Prof. Syun Tutiya

Chiba University, Philosophy of Language, Text Processing


Three Concepts of Basic Research: Philosophical and Historical Reflections on the Cultural Significance of Basic Research

Prof. Tutiya bemerkt einleitend, daß es ihm schwergefallen sei, den interessanten Ausführungen von Prof. Baltes und der anschließenden Diskussion zu folgen, da das deutsche System im Gegensatz zum japanischen sehr kompliziert sei. Er wolle in seinem Vortrag keine politischen Empfehlungen aussprechen, sondern nur versuchen, die japanische Situation zu analysieren. Grundlagenforschung sei dabei nicht auf die Naturwissenschaften beschränkt, sondern umfasse alle akademischen Disziplinen. Die japanische Kultur benötigte traditionell keine Grundlagenforschung, für das weitere Überleben der Wissenschaften sei sie jedoch heute unerläßlich. Die Rolle der Grundlagenforschung müsse dabei unbedingt auch unter philosophischen und geschichtlichen Gesichtspunkten betrachtet werden und nicht nur als Problem der gesellschaftlichen bzw. politischen Finanzierbarkeit.

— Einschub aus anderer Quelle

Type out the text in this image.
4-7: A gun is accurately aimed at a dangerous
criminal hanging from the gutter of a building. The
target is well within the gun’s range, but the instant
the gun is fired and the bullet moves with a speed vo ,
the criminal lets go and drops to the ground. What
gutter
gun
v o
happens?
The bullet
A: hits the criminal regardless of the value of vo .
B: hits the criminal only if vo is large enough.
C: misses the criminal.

Der Begriff Grundlagenforschung selbst wird analysiert: In einem Sinn dient die Erforschung der "Grundlagen" als Fundament, als Basis für die weitere Forschung. In einem anderen Sinn sind es auch die einfachsten, grundlegenden Erkenntnisse, auf denen weitergehende Erkenntnis aufbaut. Grundlagenforschung gehört nach heutigen Verständnis aber eher zum Bereich der weitergehenden Erkenntnisse, und auch die Dienstleistung als Basis für weitere Forschung wird nur eingeschränkt geleistet. Die Reihenfolge ist oft umgekehrt: Nicht ausgehend von wissenschaftlicher Erkenntnis werden praktische Anwendungen entwickelt, sondern die Grundlagenforschung wird dazu benutzt, Erfindungen oder Erkenntnisse zum Zweck der praktischen Nutzbarmachung zu verstehen oder weiterzuentwickeln.

Im weiteren wird am Beispiel der Geschichte Japans (Edo-Zeit) erläutert, wie man sich ohne differenzierte Grundlagenforschung (im westlichen Verständnis) kulturell weiterentwickeln kann. Es werden Beispiele aus den Bereichen agrokulturelle Entwicklung und pharmazeutisches Wissen genannt. Angewandte Forschung bzw. Entwicklung ist also ohne eigenständige Grundlagenforschung möglich. Beim strukturellen Wandel hatte man wenig Zeit: Bis zum Ende des zweiten Weltkriegs hätte man in Japan allenfalls so etwas wie ein Museum der westlichen Kultur gesammelt.

Als wesentlichstes Charakteristikum für die japanische Situation müsse aber angesehen werden, daß es einen hohen Personalaustausch zwischen Forschung und angewandten Tätigkeiten etwa in der Wirtschaft gibt. Auf diese Weise verschwimme die Abgrenzung von Grundlagenforschung und FuE, da die meisten Personen jeweils für einige Zeit dies oder jenes tun.